光动力治疗（PDT）是一种微创治疗技术，通过将光能与光敏剂结合，产生活性氧（ROS），特别是损伤细胞。虽然PDT最初是为肿瘤学开发的，但它在治疗耐药细菌感染方面显示出了巨大的希望。耐药细菌的扩散对公众健康构成严重威胁，需要开发新的治疗策略。由于缺乏新的抗菌药物（如抗生素）进入诊所，努力集中在创造替代方法。其中一种方法是抗菌光动力疗法（aPDT），这是一种基于光、氧和无毒光敏剂染料的系统，有助于产生细胞毒性活性氧。

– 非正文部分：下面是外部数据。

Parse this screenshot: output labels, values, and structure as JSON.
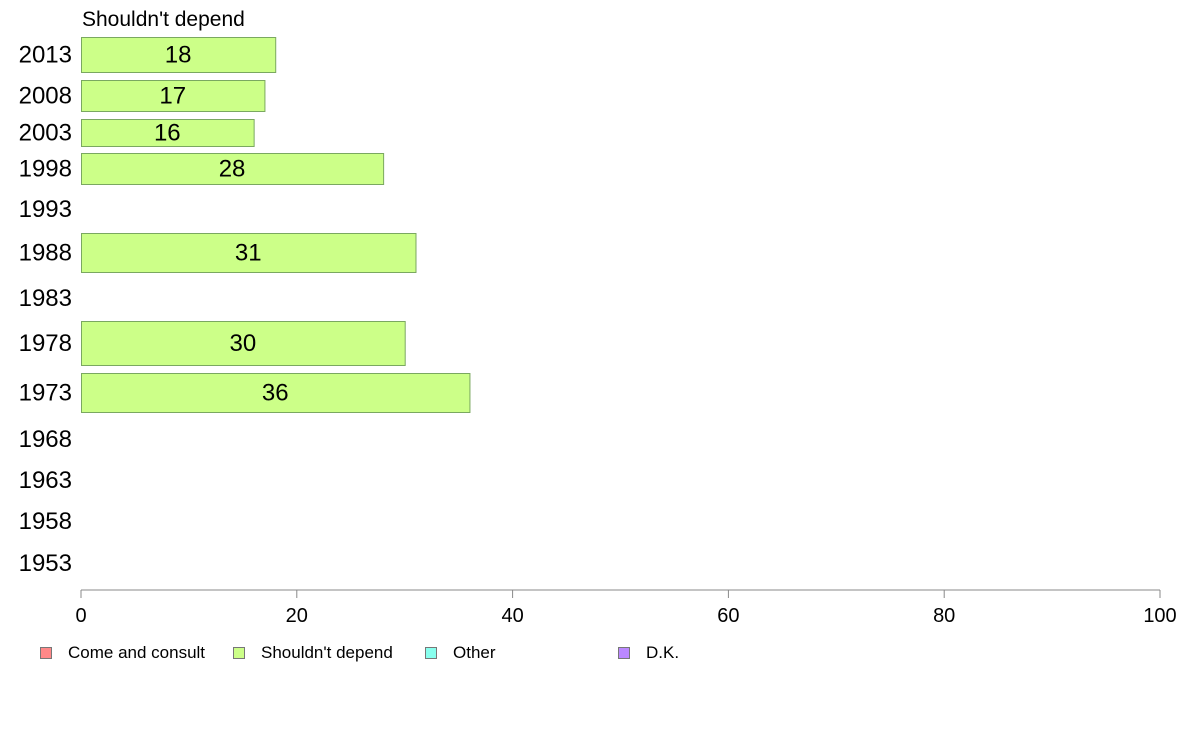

某些金属配合物，如铂和铜（II）的配合物，由于其独特的电子结构，已被确定为有前途的光敏剂。然而，铜配合物虽然有趣，但通常在特定条件下显示ROS形成，并不是在所有PDT处理下都有效。本文重点介绍了金属配合物在抗菌治疗中的应用，介绍了光动力疗法（PDT）的原理、临床应用和历史，该疗法通过破坏细菌细胞周围的膜和抑制酶。这些金属基光敏剂通过触发氧化应激和触发新过程，为对抗抗生素耐药性提供了一种新的有效方法。抗菌治疗的一个重要发展是在PDT方案中使用金属配合物，这有望提高疗效和选择性。本文详细介绍了一种基于纳米材料的光动力抗菌协同方法。PDT抗菌多重协同方法使用基于纳米材料的方法，适当增加温度，降低细胞活性，增加细胞对ROS的敏感性，从而实现轻松失活。耐药细菌感染是全球关注的问题，需要未来研究的重点，以优化这些复合物的临床应用。

本文章由计算机程序翻译，如有差异，请以英文原文为准。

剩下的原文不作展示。